Injunction highlights Tung family finances
The families of former Hong Kong chief executive Tung Chee-hwa and late CLP patriarch Lawrence Kadoorie must be spitting mad with Bank Julius Baer.
It was bad enough when a disaffected former employee of the Swiss private bank posted documents on the internet purporting to give details of their families' private financial transactions.
But by seeking a court injunction against the website on which the information was posted, Julius Baer has made things much, much worse.
In forcing the US host of Wikileaks.org to close the site down on Monday, the bank has only succeeded in igniting a publicity firestorm which has focused intense scrutiny on the documents - duplicated on a series of international mirror sites - when in all probability they would otherwise have continued to moulder away unnoticed in an obscure corner of cyberspace.

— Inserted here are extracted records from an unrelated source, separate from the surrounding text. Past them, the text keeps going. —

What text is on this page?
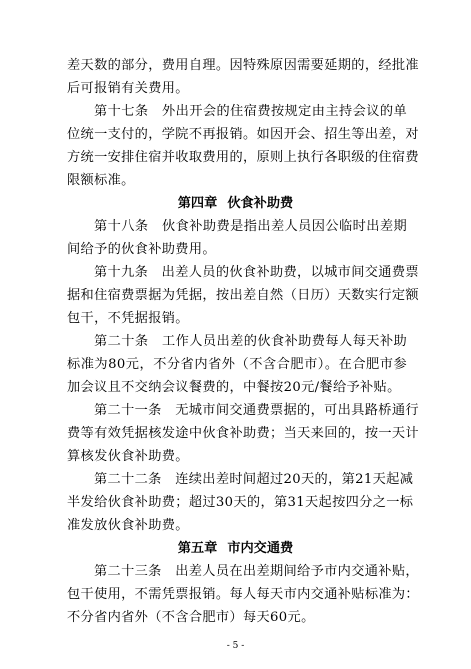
差天数的部分，费用自理。因特殊原因需要延期的，经批准
后可报销有关费用。
第十七条　外出开会的住宿费按规定由主持会议的单
位统一支付的，学院不再报销。如因开会、招生等出差，对
方统一安排住宿并收取费用的，原则上执行各职级的住宿费
限额标准。
第四章 伙食补助费
第十八条　伙食补助费是指出差人员因公临时出差期
间给予的伙食补助费用。
第十九条　出差人员的伙食补助费，以城市间交通费票
据和住宿费票据为凭据，按出差自然（日历）天数实行定额
包干，不凭据报销。
第二十条　工作人员出差的伙食补助费每人每天补助
标准为80元，不分省内省外（不含合肥市）。在合肥市参
加会议且不交纳会议餐费的，中餐按20元/餐给予补贴。
第二十一条　无城市间交通费票据的，可出具路桥通行
费等有效凭据核发途中伙食补助费；当天来回的，按一天计
算核发伙食补助费。
第二十二条　连续出差时间超过20天的，第21天起减
半发给伙食补助费；超过30天的，第31天起按四分之一标
准发放伙食补助费。
第五章 市内交通费
第二十三条　出差人员在出差期间给予市内交通补贴，
包干使用，不需凭票报销。每人每天市内交通补贴标准为：
不分省内省外（不含合肥市）每天60元。
- 5 -
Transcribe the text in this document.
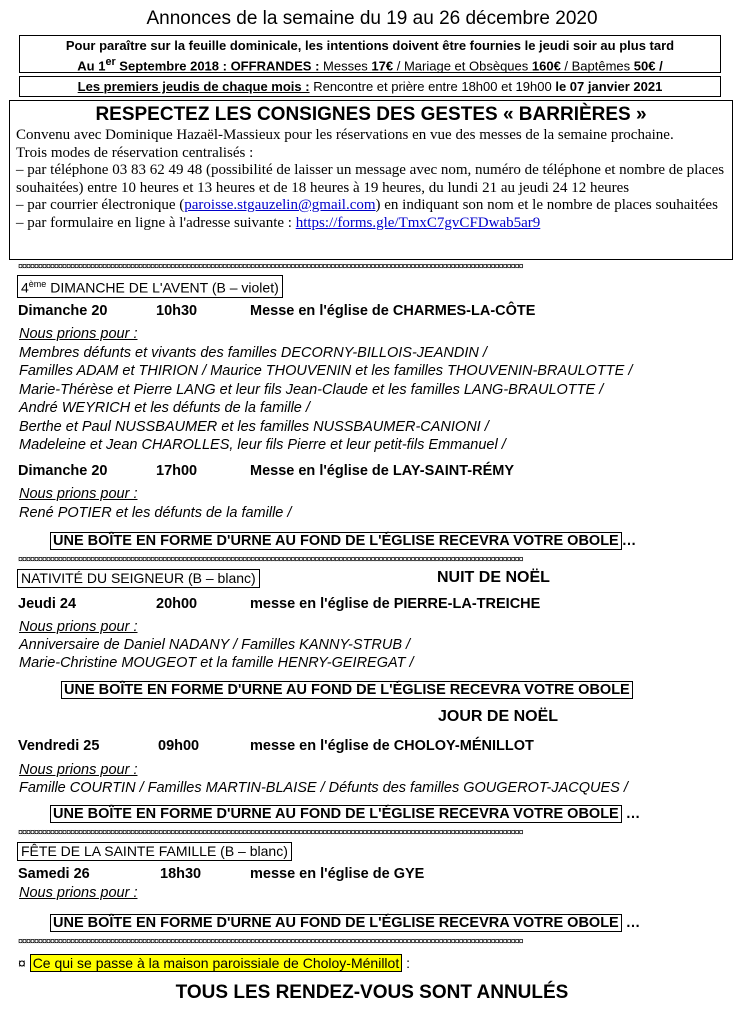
Annonces de la semaine du 19 au 26 décembre 2020
Pour paraître sur la feuille dominicale, les intentions doivent être fournies le jeudi soir au plus tard
Au 1er Septembre 2018 : OFFRANDES : Messes 17€ / Mariage et Obsèques 160€ / Baptêmes 50€ /
Les premiers jeudis de chaque mois : Rencontre et prière entre 18h00 et 19h00 le 07 janvier 2021
RESPECTEZ LES CONSIGNES DES GESTES « BARRIÈRES »
Convenu avec Dominique Hazaël-Massieux pour les réservations en vue des messes de la semaine prochaine.
Trois modes de réservation centralisés :
– par téléphone 03 83 62 49 48 (possibilité de laisser un message avec nom, numéro de téléphone et nombre de places souhaitées) entre 10 heures et 13 heures et de 18 heures à 19 heures, du lundi 21 au jeudi 24 12 heures
– par courrier électronique (paroisse.stgauzelin@gmail.com) en indiquant son nom et le nombre de places souhaitées
– par formulaire en ligne à l'adresse suivante : https://forms.gle/TmxC7gvCFDwab5ar9
¤¤¤¤¤¤¤¤¤¤¤¤¤¤¤¤¤¤¤¤¤¤¤¤¤¤¤¤¤¤¤¤¤¤¤¤¤¤¤¤¤¤¤¤¤¤¤¤¤¤¤¤¤¤¤¤¤¤¤¤¤¤¤¤¤¤¤¤¤¤¤¤¤¤¤¤¤¤¤¤¤¤¤¤¤¤¤¤¤¤¤¤¤¤¤¤¤¤¤¤¤¤¤¤¤¤¤¤¤¤¤¤¤¤¤¤¤¤¤¤¤¤¤¤¤¤
4ème DIMANCHE DE L'AVENT (B – violet)
Dimanche 20	10h30	Messe en l'église de CHARMES-LA-CÔTE
Nous prions pour :
Membres défunts et vivants des familles DECORNY-BILLOIS-JEANDIN /
Familles ADAM et THIRION / Maurice THOUVENIN et les familles THOUVENIN-BRAULOTTE /
Marie-Thérèse et Pierre LANG et leur fils Jean-Claude et les familles LANG-BRAULOTTE /
André WEYRICH et les défunts de la famille /
Berthe et Paul NUSSBAUMER et les familles NUSSBAUMER-CANIONI /
Madeleine et Jean CHAROLLES, leur fils Pierre et leur petit-fils Emmanuel /
Dimanche 20	17h00	Messe en l'église de LAY-SAINT-RÉMY
Nous prions pour :
René POTIER et les défunts de la famille /
UNE BOÎTE EN FORME D'URNE AU FOND DE L'ÉGLISE RECEVRA VOTRE OBOLE …
¤¤¤¤¤¤¤¤¤¤¤¤¤¤¤¤¤¤¤¤¤¤¤¤¤¤¤¤¤¤¤¤¤¤¤¤¤¤¤¤¤¤¤¤¤¤¤¤¤¤¤¤¤¤¤¤¤¤¤¤¤¤¤¤¤¤¤¤¤¤¤¤¤¤¤¤¤¤¤¤¤¤¤¤¤¤¤¤¤¤¤¤¤¤¤¤¤¤¤¤¤¤¤¤¤¤¤¤¤¤¤¤¤¤¤¤¤¤¤¤¤¤¤¤¤¤
NATIVITÉ DU SEIGNEUR (B – blanc)	NUIT DE NOËL
Jeudi 24	20h00	messe en l'église de PIERRE-LA-TREICHE
Nous prions pour :
Anniversaire de Daniel NADANY / Familles KANNY-STRUB /
Marie-Christine MOUGEOT et la famille HENRY-GEIREGAT /
UNE BOÎTE EN FORME D'URNE AU FOND DE L'ÉGLISE RECEVRA VOTRE OBOLE
JOUR DE NOËL
Vendredi 25	09h00	messe en l'église de CHOLOY-MÉNILLOT
Nous prions pour :
Famille COURTIN / Familles MARTIN-BLAISE / Défunts des familles GOUGEROT-JACQUES /
UNE BOÎTE EN FORME D'URNE AU FOND DE L'ÉGLISE RECEVRA VOTRE OBOLE …
¤¤¤¤¤¤¤¤¤¤¤¤¤¤¤¤¤¤¤¤¤¤¤¤¤¤¤¤¤¤¤¤¤¤¤¤¤¤¤¤¤¤¤¤¤¤¤¤¤¤¤¤¤¤¤¤¤¤¤¤¤¤¤¤¤¤¤¤¤¤¤¤¤¤¤¤¤¤¤¤¤¤¤¤¤¤¤¤¤¤¤¤¤¤¤¤¤¤¤¤¤¤¤¤¤¤¤¤¤¤¤¤¤¤¤¤¤¤¤¤¤¤¤¤¤¤
FÊTE DE LA SAINTE FAMILLE (B – blanc)
Samedi 26	18h30	messe en l'église de GYE
Nous prions pour :
UNE BOÎTE EN FORME D'URNE AU FOND DE L'ÉGLISE RECEVRA VOTRE OBOLE …
¤¤¤¤¤¤¤¤¤¤¤¤¤¤¤¤¤¤¤¤¤¤¤¤¤¤¤¤¤¤¤¤¤¤¤¤¤¤¤¤¤¤¤¤¤¤¤¤¤¤¤¤¤¤¤¤¤¤¤¤¤¤¤¤¤¤¤¤¤¤¤¤¤¤¤¤¤¤¤¤¤¤¤¤¤¤¤¤¤¤¤¤¤¤¤¤¤¤¤¤¤¤¤¤¤¤¤¤¤¤¤¤¤¤¤¤¤¤¤¤¤¤¤¤¤¤
¤ Ce qui se passe à la maison paroissiale de Choloy-Ménillot :
TOUS LES RENDEZ-VOUS SONT ANNULÉS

As one risk management specialist put it yesterday: 'Julius Baer had a small fire, which it tried to put out with a bucket of petrol.'
Among the documents posted on whistleblower site Wikileaks were more than 170 files purporting to detail millions of US dollars worth of transfers to and from offshore trusts in the name of MrTung's sister Shirley Peng, her husband John Peng Yin Kang, chairman of Taiwanese shipping company Chinese Maritime Transport, and a number of companies connected to family members and their business associates.
Several documents dating from the 1990s mention Mr Tung by name in connection with a Cayman Islands trust administered by Julius Baer and apparently controlling substantial investments in a number of Hong Kong companies and offshore hedge funds.
A smaller number of documents purport to detail information about US$113.75 million from the estate of the late Lord Kadoorie held in a number of bank accounts also administered by Julius Baer.
Other documents refer to alleged money-laundering by unrelated individuals and businesses.
The files were reportedly posted to Wikileaks by Rudolf Elmer, a former senior executive of Julius Baer's Cayman Islands subsidiary.
Sources close to the bank claim that some of the information posted is false, however Julius Baer has previously admitted that a number of documents were stolen from an overseas subsidiary in 2002. A Zurich-based spokesman declined to comment.
The whole affair is deeply embarrassing for the Swiss bank, which prides itself on its professional discretion. The big problem is that its attempt to block public access to the files, like so many previous efforts to censor the internet, has backfired spectacularly.
If Julius Baer had left matters stand, the chances are few people would ever have become aware of the documents' posting on the internet.
But by obtaining an injunction against the host of the US Wikileaks website it has sparked a controversy that will damage its reputation far more than the original theft ever could.
And by inadvertently publicising the posting of the documents, it has ensured that its clients' private financial dealings will be inspected and dissected at length both in cyberspace and by the more traditional media.
The intense embarrassment caused will surely ram home the vulnerability of private financial information in the internet age and send other institutions scrambling to beef up their own information security.
That, however, will be little consolation either to red-faced Julius Baer, or to the families of Mr Tung and Lord Kadoorie, who certainly will not appreciate their names being mentioned alongside alleged money-launderers, and who can look forward to a very public discussion of their private finances over the next few days.